A typical lottery scam begins with an unexpected email notification that "You have won!" a large sum of money in a lottery. The recipient of the message — the target of the scam — is usually told to keep the notice secret, "due to a mix-up in some of the names and numbers," and to contact a "claims agent." After contacting the agent, the target of the scam will be asked to pay "processing fees" or "transfer charges" so that the winnings can be distributed, but will never receive any lottery payment. Many email lottery scams use the names of legitimate lottery organizations, but this does not mean the legitimate organizations are in any way involved with the scams.
There are several ways to recognise a fake lottery email:
1. Unless you have bought a ticket, you cannot have won a prize. There are no such things as "email" draws or any other lottery where "no tickets were sold". This is simply another invention by the scammer to make you believe you've won.
2. The scammer will ask you to pay a fee before you can receive your prize.
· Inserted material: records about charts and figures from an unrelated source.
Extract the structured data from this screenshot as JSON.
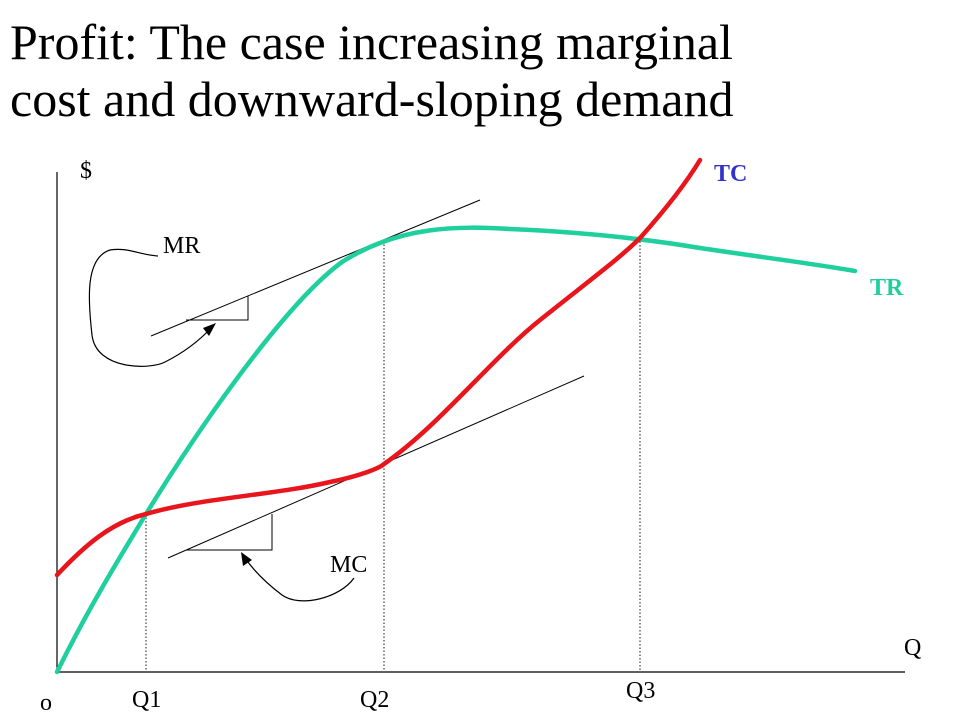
{
  "title": {
    "line1": "Profit: The case increasing marginal",
    "line2": "cost and downward-sloping demand"
  },
  "axes": {
    "y_label": "$",
    "x_label": "Q",
    "origin_label": "o"
  },
  "quantities": [
    "Q1",
    "Q2",
    "Q3"
  ],
  "curves": {
    "tc": {
      "label": "TC",
      "color": "#e8151c",
      "label_color": "#3333cc"
    },
    "tr": {
      "label": "TR",
      "color": "#1fcf9e",
      "label_color": "#1fcf9e"
    }
  },
  "annotations": {
    "mr": "MR",
    "mc": "MC"
  }
}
It is illegal for a real lottery to charge any sort of fee. It does not matter what they say this fee is for (courier charges, bank charges, various imaginary certificates — these are all made up by the scammer to get money out of you). All real lotteries subtract any fee and tax from the prize. They never ask you to pay it in advance.
3. Scam lottery emails will nearly always come from free email accounts such as Yahoo!, Hotmail, Live, MSN, Gmail etc, and no real business will use a free email account.